Dunno what i have messed up. But im not able to install any drivers now in Vista x64.

Here is my rig:

http://www.evga.com/community/ModsRigs/comment.asp?sysid=5160

Note: Im at stock now, currently testing a little with different RAM. OCZ ones wen't nuts on me. :\

Anyway this error apperas on me while installing usb drives, and intergrated sound/COM/whatever on mainboard.

I tried gaving administrator and user access to everything in register. No luck.


----------



## jcgriff2 (Sep 30, 2007)

Hi. . .

Have you tried to right-click on the icon and select Run as Administrator?

Also look in the event viewer - the admin filtered area as it should yield some clues.

Regards. . .

jcgriff2

.


----------



## shivac (Jul 10, 2008)

I can't click any icon an run as administrator when windows is trying to install drivers on its own. Even these from windows update or from the filerepositary wont install themself.

Ok so I had a peek in the event viewer. Wow lots of errors ..

Printerspooler errors, there are a lot of those:

"The print spooler failed to verify printer driver package Microsoft XPS Document Writer for environment Windows x64. Win32 system error code 2 (0x2). This can occur after an operating system upgrade or because of data loss on the hard drive. The print spooler will try to regenerate the driver information from the driver store, which is where drivers are saved before they are installed. No user action is required."

All kinds of printerspooler errors, this is just one of them.

Heres another one repetable:

"Terminal Service start failed.
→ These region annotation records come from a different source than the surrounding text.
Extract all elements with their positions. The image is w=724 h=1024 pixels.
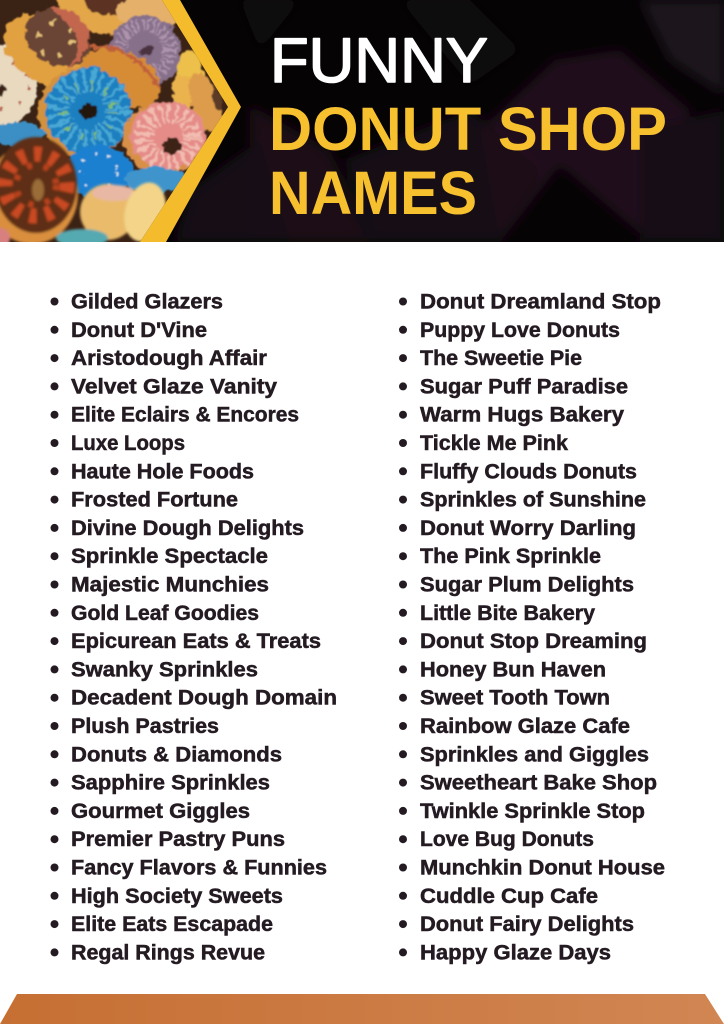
- list column 2: cute names: The Sweetie Pie: [420, 347, 582, 370]
- list column 2: cute names: Sweet Tooth Town: [420, 687, 610, 710]
- tan side donut: [80, 42, 162, 110]
- list column 2: cute names: Sprinkles of Sunshine: [420, 489, 646, 512]
- title line: DONUT SHOP: DONUT SHOP: [269, 95, 667, 163]
- top right tan donut: [114, 0, 176, 26]
- title line: NAMES: NAMES: [269, 159, 477, 227]
- donut photo: [0, 0, 240, 248]
- list column 2: cute names: Sweetheart Bake Shop: [420, 772, 657, 795]
- list column 2: cute names: Sprinkles and Giggles: [420, 743, 649, 766]
- list column 1: upscale names: Gilded Glazers: [71, 290, 223, 314]
- list column 1: upscale names: Donut D'Vine: [71, 319, 207, 342]
- teal donut bottom: [54, 227, 110, 242]
- list column 1: upscale names: Elite Eclairs & Encores: [71, 404, 299, 427]
- chocolate glazed donut: [2, 5, 92, 88]
- list column 1: upscale names: Decadent Dough Domain: [71, 687, 337, 710]
- white sprinkled donut: [0, 45, 37, 125]
- list column 1: upscale names: High Society Sweets: [71, 885, 283, 908]
- list column 1: upscale names: Gold Leaf Goodies: [71, 602, 259, 625]
- list column 1: upscale names: Plush Pastries: [71, 715, 219, 738]
- pale yellow donuts: [78, 180, 168, 242]
- list column 2: cute names: Puppy Love Donuts: [420, 319, 620, 342]
- list column 1: upscale names: Elite Eats Escapade: [71, 913, 273, 936]
- footer orange trapezoid: [0, 994, 724, 1024]
- list column 2: cute names: Fluffy Clouds Donuts: [420, 460, 637, 483]
- list column 2: cute names: Sugar Puff Paradise: [420, 375, 628, 398]
- list column 1: upscale names: Divine Dough Delights: [71, 517, 304, 540]
- list column 2: cute names: Donut Worry Darling: [420, 517, 636, 540]
- blue donut lower middle: [63, 146, 133, 198]
- small blue donut right: [125, 166, 185, 194]
- list column 1: upscale names: Luxe Loops: [71, 432, 185, 455]
- list column 2: cute names: [399, 290, 665, 964]
- list column 1: upscale names: Regal Rings Revue: [71, 941, 265, 964]
- list column 1: upscale names: Aristodough Affair: [71, 347, 267, 370]
- top donut: [56, 0, 128, 37]
- list column 1: upscale names: Velvet Glaze Vanity: [71, 375, 277, 398]
- list column 2: cute names: Little Bite Bakery: [420, 602, 595, 625]
- list column 2: cute names: Love Bug Donuts: [420, 828, 594, 851]
- chocolate donut with red sprinkles: [0, 137, 78, 244]
- list column 2: cute names: Rainbow Glaze Cafe: [420, 715, 630, 738]
- list column 1: upscale names: Sprinkle Spectacle: [71, 545, 268, 568]
- list column 2: cute names: Happy Glaze Days: [420, 941, 611, 964]
- blue sprinkled donut: [38, 67, 131, 157]
- list column 2: cute names: Donut Fairy Delights: [420, 913, 634, 936]
- list column 2: cute names: Donut Stop Dreaming: [420, 630, 647, 653]
- list column 2: cute names: Tickle Me Pink: [420, 432, 568, 455]
- list column 2: cute names: Donut Dreamland Stop: [420, 290, 661, 314]
- gold chevron frame: [140, 0, 241, 242]
- list column 1: upscale names: Epicurean Eats & Treats: [71, 630, 321, 653]
- blue far left: [0, 122, 44, 146]
- list column 2: cute names: Munchkin Donut House: [420, 856, 665, 880]
- list column 2: cute names: Twinkle Sprinkle Stop: [420, 800, 645, 823]
- header band: [0, 0, 724, 248]
- purple sprinkled donut: [109, 16, 181, 88]
- header dark geometric background: [140, 0, 724, 242]
- pink corner: [0, 228, 10, 248]
- list column 1: upscale names: Frosted Fortune: [71, 489, 238, 512]
- list column 1: upscale names: Haute Hole Foods: [71, 460, 254, 483]
- list column 2: cute names: The Pink Sprinkle: [420, 545, 601, 568]
- title: [272, 38, 665, 214]
- list column 1: upscale names: Gourmet Giggles: [71, 800, 250, 823]
- list column 1: upscale names: Donuts & Diamonds: [71, 743, 282, 766]
- list column 2: cute names: Cuddle Cup Cafe: [420, 885, 598, 908]
- list column 1: upscale names: Sapphire Sprinkles: [71, 772, 270, 795]
- list column 2: cute names: Warm Hugs Bakery: [420, 404, 624, 427]
- list column 1: upscale names: [50, 290, 337, 964]
- list column 2: cute names: Honey Bun Haven: [420, 658, 606, 681]
- list column 1: upscale names: Premier Pastry Puns: [71, 828, 285, 851]
- pink sprinkled donut: [123, 101, 206, 174]
- list column 2: cute names: Sugar Plum Delights: [420, 574, 634, 596]
- right side donuts: [170, 49, 223, 133]
- list column 1: upscale names: Majestic Munchies: [71, 574, 269, 596]
- list column 1: upscale names: Swanky Sprinkles: [71, 658, 258, 681]
- title line: FUNNY: FUNNY: [270, 26, 488, 96]
- list column 1: upscale names: Fancy Flavors & Funnies: [71, 856, 327, 880]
The relevant status code was No such interface supported"


"The NextSensor Kernel I/O Driver service failed to start due to the following error: 
This driver has been blocked from loading"


----------



## shivac (Jul 10, 2008)

Another one further down the list:

"Windows Servicing identified that package KB950582(Security Update) is not applicable for this system"

Im gonna try uninstalling this one.


----------



## shivac (Jul 10, 2008)

"A provider, CommandLineEventConsumer, has been registered in the Windows Management Instrumentation namespace root\subscription to use the LocalSystem account. This account is privileged and the provider may cause a security violation if it does not correctly impersonate user requests."

There are a lot of error messages of this type as well.


----------



## jcgriff2 (Sep 30, 2007)

Hi. . .

Are all of your windows updates in? Any that failed? What about SP1? 

CheckHERE for Device Manager error codes - 28 = drivers are not installed. 

Regards. . .

jcgriff2

.


----------



## shivac (Jul 10, 2008)

SP1 and all Security updates are in


----------



## shivac (Jul 10, 2008)

Hm for some reason i can't even view my "Processor: Not available", same with RAM as well as rating in the "Control panel - System"/wbutton+break.

... Maybe i should just reinstall everything?

Everthing seems corrupted :\


----------



## jcgriff2 (Sep 30, 2007)

Hi. . .

Given the error messages , the driver issue and now your last post, I would encourage it.

Regards. . .

jcgriff2

.


----------